Но Лирхт уже знал: если они выйдут из-под контроля – крови будет больше, чем на всех знамёнах вместе взятых.
ГЛАВА 19. Первый удар
Слухи распространялись быстрее официальных вестников. Уже через сутки после дипломатической встречи, в северном секторе базы Альвескардов вспыхнули три пожара. Никакой паники – только напряжённая слаженность в тушении, но дым осел в стенах, в глазах, в словах. Утром в зале совета пахло гарью и вопросами.
Лирхт стоял у карты. Метки – линии – зацепки. Он молчал, пока тактик делал выводы.
– Это не нападение. Это предупреждение. Они знают, как надавить. Не ломают стены, жгут воздух.

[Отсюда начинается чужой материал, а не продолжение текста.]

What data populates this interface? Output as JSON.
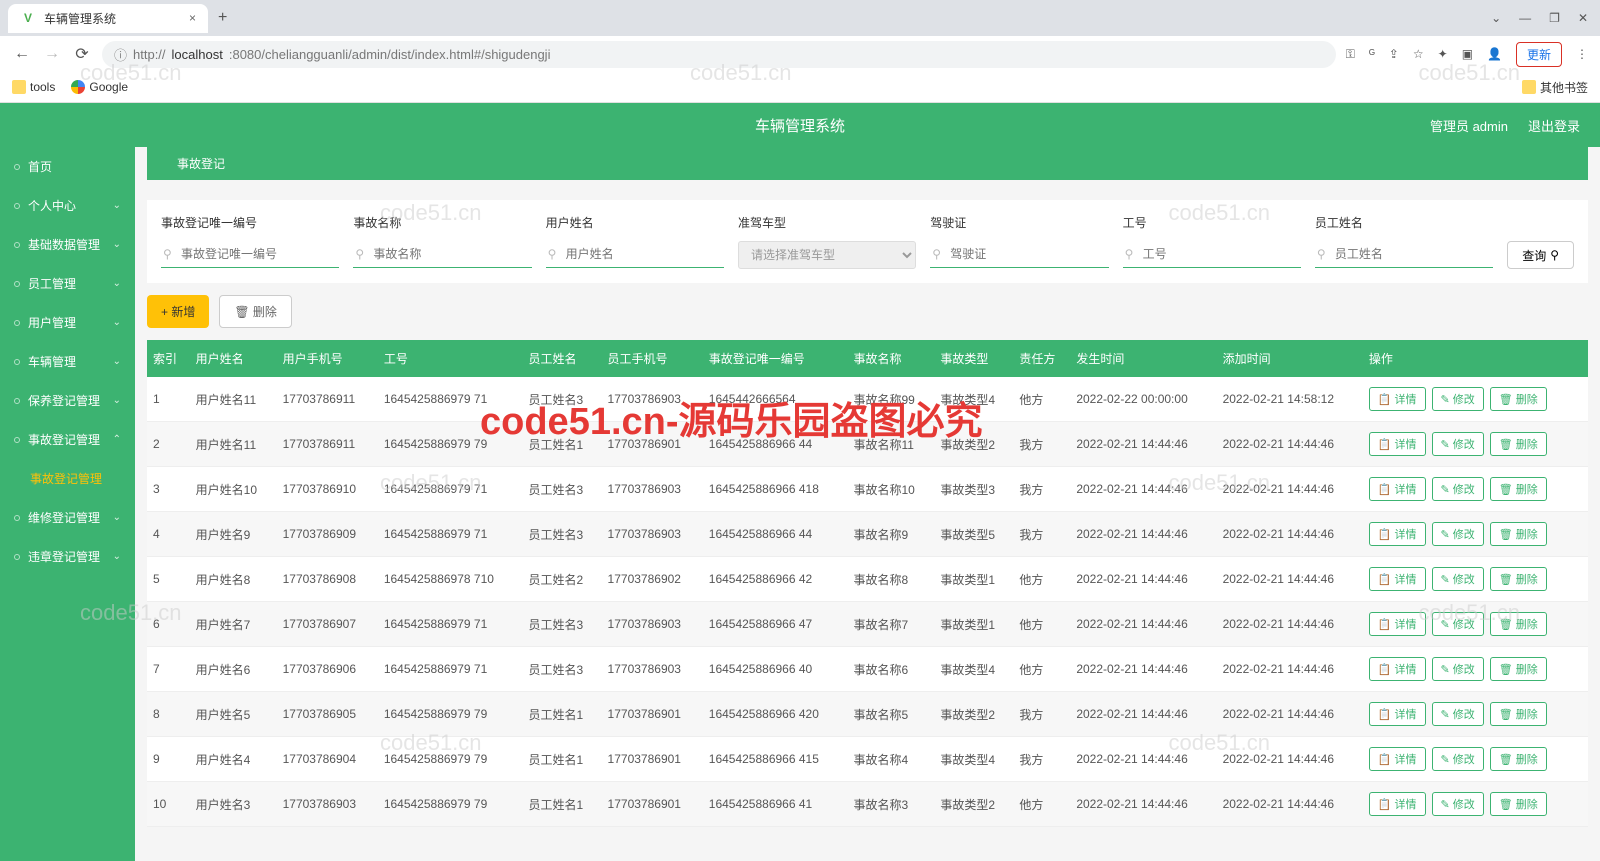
{
  "browser": {
    "tab_title": "车辆管理系统",
    "url_prefix": "localhost",
    "url_rest": ":8080/cheliangguanli/admin/dist/index.html#/shigudengji",
    "url_scheme": "http://",
    "bookmarks": {
      "tools": "tools",
      "google": "Google",
      "other": "其他书签"
    },
    "update": "更新"
  },
  "header": {
    "title": "车辆管理系统",
    "user": "管理员 admin",
    "logout": "退出登录"
  },
  "sidebar": [
    {
      "label": "首页",
      "arrow": ""
    },
    {
      "label": "个人中心",
      "arrow": "⌄"
    },
    {
      "label": "基础数据管理",
      "arrow": "⌄"
    },
    {
      "label": "员工管理",
      "arrow": "⌄"
    },
    {
      "label": "用户管理",
      "arrow": "⌄"
    },
    {
      "label": "车辆管理",
      "arrow": "⌄"
    },
    {
      "label": "保养登记管理",
      "arrow": "⌄"
    },
    {
      "label": "事故登记管理",
      "arrow": "⌃",
      "expanded": true
    },
    {
      "label": "事故登记管理",
      "sub": true
    },
    {
      "label": "维修登记管理",
      "arrow": "⌄"
    },
    {
      "label": "违章登记管理",
      "arrow": "⌄"
    }
  ],
  "breadcrumb": "事故登记",
  "search": {
    "fields": [
      {
        "label": "事故登记唯一编号",
        "placeholder": "事故登记唯一编号",
        "type": "input"
      },
      {
        "label": "事故名称",
        "placeholder": "事故名称",
        "type": "input"
      },
      {
        "label": "用户姓名",
        "placeholder": "用户姓名",
        "type": "input"
      },
      {
        "label": "准驾车型",
        "placeholder": "请选择准驾车型",
        "type": "select"
      },
      {
        "label": "驾驶证",
        "placeholder": "驾驶证",
        "type": "input"
      },
      {
        "label": "工号",
        "placeholder": "工号",
        "type": "input"
      },
      {
        "label": "员工姓名",
        "placeholder": "员工姓名",
        "type": "input"
      }
    ],
    "query_btn": "查询"
  },
  "actions": {
    "add": "+ 新增",
    "del": "删除"
  },
  "table": {
    "headers": [
      "索引",
      "用户姓名",
      "用户手机号",
      "工号",
      "员工姓名",
      "员工手机号",
      "事故登记唯一编号",
      "事故名称",
      "事故类型",
      "责任方",
      "发生时间",
      "添加时间",
      "操作"
    ],
    "ops": {
      "detail": "详情",
      "edit": "修改",
      "delete": "删除"
    },
    "rows": [
      {
        "c": [
          "1",
          "用户姓名11",
          "17703786911",
          "1645425886979 71",
          "员工姓名3",
          "17703786903",
          "1645442666564",
          "事故名称99",
          "事故类型4",
          "他方",
          "2022-02-22 00:00:00",
          "2022-02-21 14:58:12"
        ]
      },
      {
        "c": [
          "2",
          "用户姓名11",
          "17703786911",
          "1645425886979 79",
          "员工姓名1",
          "17703786901",
          "1645425886966 44",
          "事故名称11",
          "事故类型2",
          "我方",
          "2022-02-21 14:44:46",
          "2022-02-21 14:44:46"
        ]
      },
      {
        "c": [
          "3",
          "用户姓名10",
          "17703786910",
          "1645425886979 71",
          "员工姓名3",
          "17703786903",
          "1645425886966 418",
          "事故名称10",
          "事故类型3",
          "我方",
          "2022-02-21 14:44:46",
          "2022-02-21 14:44:46"
        ]
      },
      {
        "c": [
          "4",
          "用户姓名9",
          "17703786909",
          "1645425886979 71",
          "员工姓名3",
          "17703786903",
          "1645425886966 44",
          "事故名称9",
          "事故类型5",
          "我方",
          "2022-02-21 14:44:46",
          "2022-02-21 14:44:46"
        ]
      },
      {
        "c": [
          "5",
          "用户姓名8",
          "17703786908",
          "1645425886978 710",
          "员工姓名2",
          "17703786902",
          "1645425886966 42",
          "事故名称8",
          "事故类型1",
          "他方",
          "2022-02-21 14:44:46",
          "2022-02-21 14:44:46"
        ]
      },
      {
        "c": [
          "6",
          "用户姓名7",
          "17703786907",
          "1645425886979 71",
          "员工姓名3",
          "17703786903",
          "1645425886966 47",
          "事故名称7",
          "事故类型1",
          "他方",
          "2022-02-21 14:44:46",
          "2022-02-21 14:44:46"
        ]
      },
      {
        "c": [
          "7",
          "用户姓名6",
          "17703786906",
          "1645425886979 71",
          "员工姓名3",
          "17703786903",
          "1645425886966 40",
          "事故名称6",
          "事故类型4",
          "他方",
          "2022-02-21 14:44:46",
          "2022-02-21 14:44:46"
        ]
      },
      {
        "c": [
          "8",
          "用户姓名5",
          "17703786905",
          "1645425886979 79",
          "员工姓名1",
          "17703786901",
          "1645425886966 420",
          "事故名称5",
          "事故类型2",
          "我方",
          "2022-02-21 14:44:46",
          "2022-02-21 14:44:46"
        ]
      },
      {
        "c": [
          "9",
          "用户姓名4",
          "17703786904",
          "1645425886979 79",
          "员工姓名1",
          "17703786901",
          "1645425886966 415",
          "事故名称4",
          "事故类型4",
          "我方",
          "2022-02-21 14:44:46",
          "2022-02-21 14:44:46"
        ]
      },
      {
        "c": [
          "10",
          "用户姓名3",
          "17703786903",
          "1645425886979 79",
          "员工姓名1",
          "17703786901",
          "1645425886966 41",
          "事故名称3",
          "事故类型2",
          "他方",
          "2022-02-21 14:44:46",
          "2022-02-21 14:44:46"
        ]
      }
    ]
  },
  "watermark": "code51.cn",
  "big_red": "code51.cn-源码乐园盗图必究"
}
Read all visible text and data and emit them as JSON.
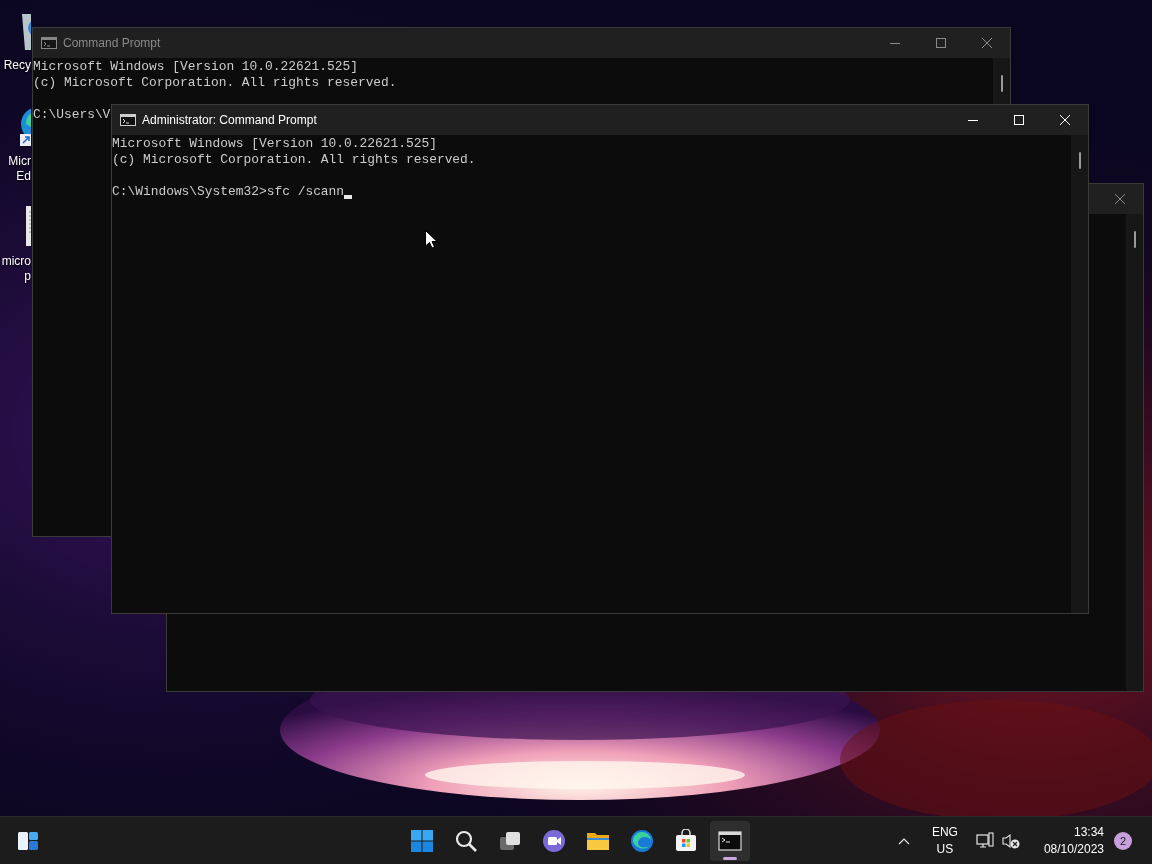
{
  "desktop_icons": [
    {
      "kind": "recycle-bin",
      "lines": [
        "Recy"
      ]
    },
    {
      "kind": "shortcut",
      "lines": [
        "Micr",
        "Ed"
      ]
    },
    {
      "kind": "document",
      "lines": [
        "micro",
        "p"
      ]
    }
  ],
  "windows": [
    {
      "title": "Command Prompt",
      "active": false,
      "controls": [
        {
          "kind": "minimize"
        },
        {
          "kind": "maximize"
        },
        {
          "kind": "close"
        }
      ],
      "lines": [
        {
          "kind": "text",
          "text": "Microsoft Windows [Version 10.0.22621.525]"
        },
        {
          "kind": "text",
          "text": "(c) Microsoft Corporation. All rights reserved."
        },
        {
          "kind": "blank"
        },
        {
          "kind": "text",
          "text": "C:\\Users\\V"
        }
      ]
    },
    {
      "active": false,
      "controls": [
        {
          "kind": "close"
        }
      ]
    },
    {
      "title": "Administrator: Command Prompt",
      "active": true,
      "controls": [
        {
          "kind": "minimize"
        },
        {
          "kind": "maximize"
        },
        {
          "kind": "close"
        }
      ],
      "cursor": true,
      "lines": [
        {
          "kind": "text",
          "text": "Microsoft Windows [Version 10.0.22621.525]"
        },
        {
          "kind": "text",
          "text": "(c) Microsoft Corporation. All rights reserved."
        },
        {
          "kind": "blank"
        },
        {
          "kind": "text",
          "text": "C:\\Windows\\System32>sfc /scann"
        }
      ]
    }
  ],
  "taskbar": {
    "apps": [
      {
        "kind": "widgets",
        "active": false
      },
      {
        "kind": "start",
        "active": false
      },
      {
        "kind": "search",
        "active": false
      },
      {
        "kind": "task-view",
        "active": false
      },
      {
        "kind": "chat",
        "active": false
      },
      {
        "kind": "file-explorer",
        "active": false
      },
      {
        "kind": "browser",
        "active": false
      },
      {
        "kind": "store",
        "active": false
      },
      {
        "kind": "terminal",
        "active": true
      }
    ],
    "language": [
      "ENG",
      "US"
    ],
    "clock": {
      "time": "13:34",
      "date": "08/10/2023"
    },
    "notification_count": "2"
  }
}
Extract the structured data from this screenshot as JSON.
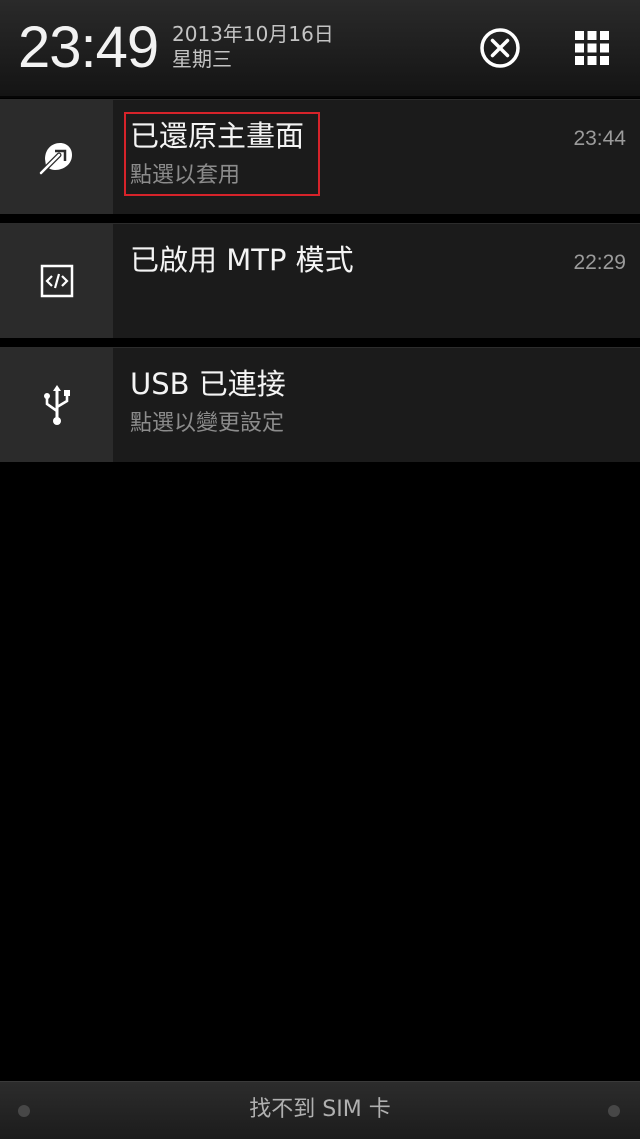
{
  "status_header": {
    "time": "23:49",
    "date": "2013年10月16日",
    "weekday": "星期三",
    "clear_icon": "clear-all-icon",
    "quick_settings_icon": "grid-icon"
  },
  "notifications": [
    {
      "icon": "home-restore-icon",
      "title": "已還原主畫面",
      "subtitle": "點選以套用",
      "time": "23:44",
      "highlighted": true
    },
    {
      "icon": "code-developer-icon",
      "title": "已啟用 MTP 模式",
      "subtitle": "",
      "time": "22:29"
    },
    {
      "icon": "usb-icon",
      "title": "USB 已連接",
      "subtitle": "點選以變更設定",
      "time": ""
    }
  ],
  "bottom_bar": {
    "label": "找不到 SIM 卡"
  },
  "colors": {
    "highlight_border": "#d6232a",
    "panel_bg": "#1b1b1b",
    "icon_box_bg": "#2b2b2b"
  }
}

– Слишком чисто, чтобы быть случайностью, – заметил один из советников. – Но обвинить нельзя. Ни прямого следа.
– Рейнильд? – спросил кто-то, не глядя.
Тишина ответила первой.
Позже, в прохладном коридоре между залами, Лирхт пересёкся с Марко Райнильдом. Без охраны. Без свиты. Только лицо – постаревшее, как будто за ночь.
– Мы по-прежнему держим союз, – произнёс Марко, не приближаясь. – Но то, как ты ведёшь эту игру… ты ставишь нас на край.